#tn11e

Zawsze gdy gaszę światło, biegnę szybko do łóżka, w jakim celu?
Wydaje mi się, że gdy będę w łóżku nic mi się nie stanie (np. gdy ktoś będzie chciał mnie okraść, to mnie nie zauważy), a w innej części pokoju jestem zagrożona.
Zwykłe wstanie po pilota, który leży na końcu pokoju jest wyzwaniem. Zostało mi tak z dzieciństwa.
Tylko gorzej, jak nie trafię sobie na łóżko i wyląduję na podłodze.
EeeMacarena Odpowiedz

Polecam światło sterowane pilotem. Można włączać/wyłączać nie wstając z łóżka. ;)

Chutas

Lepszą inteligentna żarówka. Ja mam firmy ewelink sanoff B1 i polecam

CzarnaSowa Odpowiedz

Lampka nocna żebyś nie miała zbyt ciemno.

Aliccjaa Odpowiedz

Są takie małe lampki nocne, które się przyczepia klipsem na krawędź, są bardzo poręczne, bo są małe (moja ma łącznie z 40 cm długości i jest elastyczna) i zajmują bardzo mało miejsca, polecam
Albo po prostu postaw łóżko przy włączniku światła

aganes Odpowiedz

Kiedyś jak miałam zasnąć to musiałam ułożyć się plecami do ściany a twarzą na otwarty pokój... Czułam się wtedy bezpiecznie bo jakby co to widziałabym atakujacego napastnika.

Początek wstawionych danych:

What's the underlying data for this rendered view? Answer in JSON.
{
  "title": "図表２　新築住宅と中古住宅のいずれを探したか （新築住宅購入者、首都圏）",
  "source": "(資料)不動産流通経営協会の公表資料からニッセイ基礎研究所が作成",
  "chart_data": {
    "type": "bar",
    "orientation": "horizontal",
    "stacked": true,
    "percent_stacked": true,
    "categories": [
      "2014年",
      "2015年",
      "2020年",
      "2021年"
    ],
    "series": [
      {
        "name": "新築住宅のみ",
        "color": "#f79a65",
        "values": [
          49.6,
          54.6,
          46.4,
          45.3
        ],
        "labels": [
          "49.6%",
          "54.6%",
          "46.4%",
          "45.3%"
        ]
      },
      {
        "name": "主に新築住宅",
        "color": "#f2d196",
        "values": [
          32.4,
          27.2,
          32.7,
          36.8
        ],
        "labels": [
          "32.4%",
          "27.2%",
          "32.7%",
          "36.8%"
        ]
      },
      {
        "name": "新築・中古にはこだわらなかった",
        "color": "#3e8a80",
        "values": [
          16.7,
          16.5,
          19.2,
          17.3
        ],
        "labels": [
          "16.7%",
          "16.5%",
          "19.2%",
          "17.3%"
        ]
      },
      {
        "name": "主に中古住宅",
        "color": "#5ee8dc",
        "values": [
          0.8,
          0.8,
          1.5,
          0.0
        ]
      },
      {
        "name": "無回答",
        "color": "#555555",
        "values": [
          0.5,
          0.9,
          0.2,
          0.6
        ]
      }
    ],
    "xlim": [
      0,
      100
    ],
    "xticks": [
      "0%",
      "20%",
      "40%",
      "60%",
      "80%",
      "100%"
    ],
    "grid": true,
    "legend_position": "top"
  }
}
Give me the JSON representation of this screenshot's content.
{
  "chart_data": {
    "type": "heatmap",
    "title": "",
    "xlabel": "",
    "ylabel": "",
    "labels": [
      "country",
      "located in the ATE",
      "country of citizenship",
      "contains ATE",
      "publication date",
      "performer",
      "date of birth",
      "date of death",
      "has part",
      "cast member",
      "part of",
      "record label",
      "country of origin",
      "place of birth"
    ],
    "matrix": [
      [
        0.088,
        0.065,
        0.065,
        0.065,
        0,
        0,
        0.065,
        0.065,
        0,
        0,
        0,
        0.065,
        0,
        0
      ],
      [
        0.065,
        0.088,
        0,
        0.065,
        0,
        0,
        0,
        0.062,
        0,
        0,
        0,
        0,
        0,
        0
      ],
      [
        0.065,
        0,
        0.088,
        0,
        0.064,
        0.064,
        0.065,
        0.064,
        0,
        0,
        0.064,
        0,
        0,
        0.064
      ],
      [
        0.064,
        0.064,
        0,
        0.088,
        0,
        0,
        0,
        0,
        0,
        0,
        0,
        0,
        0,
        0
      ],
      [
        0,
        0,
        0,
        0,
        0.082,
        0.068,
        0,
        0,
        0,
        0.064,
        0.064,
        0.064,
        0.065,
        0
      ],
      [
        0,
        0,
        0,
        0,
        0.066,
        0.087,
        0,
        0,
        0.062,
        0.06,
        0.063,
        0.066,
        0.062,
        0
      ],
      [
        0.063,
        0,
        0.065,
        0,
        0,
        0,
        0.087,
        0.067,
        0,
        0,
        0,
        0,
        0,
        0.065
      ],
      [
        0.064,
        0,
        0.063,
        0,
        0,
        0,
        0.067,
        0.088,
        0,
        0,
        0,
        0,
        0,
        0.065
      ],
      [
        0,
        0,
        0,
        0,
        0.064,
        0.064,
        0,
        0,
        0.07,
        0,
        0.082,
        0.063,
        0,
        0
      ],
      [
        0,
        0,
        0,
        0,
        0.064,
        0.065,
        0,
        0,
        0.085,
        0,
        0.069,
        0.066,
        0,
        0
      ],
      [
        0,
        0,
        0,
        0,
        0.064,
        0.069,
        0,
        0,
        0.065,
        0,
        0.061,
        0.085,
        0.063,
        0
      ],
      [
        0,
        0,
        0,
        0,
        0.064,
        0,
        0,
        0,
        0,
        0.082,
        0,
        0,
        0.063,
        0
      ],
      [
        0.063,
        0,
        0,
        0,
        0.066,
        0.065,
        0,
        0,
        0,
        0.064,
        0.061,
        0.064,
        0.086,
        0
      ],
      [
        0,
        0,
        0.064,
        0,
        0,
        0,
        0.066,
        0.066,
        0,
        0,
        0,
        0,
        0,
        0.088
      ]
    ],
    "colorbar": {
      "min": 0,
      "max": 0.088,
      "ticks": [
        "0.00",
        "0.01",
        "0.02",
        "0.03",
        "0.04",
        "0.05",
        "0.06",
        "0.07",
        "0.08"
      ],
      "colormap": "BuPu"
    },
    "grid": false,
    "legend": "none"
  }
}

Miałam tak chyba do 16 roku życia.

Ramennaruto Odpowiedz

Ja zostawiam zawsze na noc małe lampki na baterie (coś jak cotton balls), daje delikatne światło, ale dzięki niemu jestem "bezpieczna" :D

lahierba Odpowiedz

Jak cudownie, że ktoś ma tak samo jak ja :D Ja jeszcze wchodząc do swojego pokoju (u mnie w domu prowadzi do niego taki korytarz o długości ponad dwóch pomieszczeń, ciemny), przyklejam się plecami do ściany i wtedy zamykam drzwi, żeby "mieć pewność", że nikt nie wszedł za mną 😅

Leiaskywalker9 Odpowiedz

Też tak mam :)

KierowcaBusa Odpowiedz

Łóżko to bezpieczna strefa gdzie żaden potwór, ani inne złe stworzenie nie ma prawa wstępu. To jest taka magiczna strefa bezpieczeństwa. Dodatkowym zabezpieczeniem jest kołdra.

Mam 24 lata i mam podobnie np. Idę w nocy do kuchni, gaszę światło i jak najszybciej do łóżka bo często czuję że tam "coś" będzie.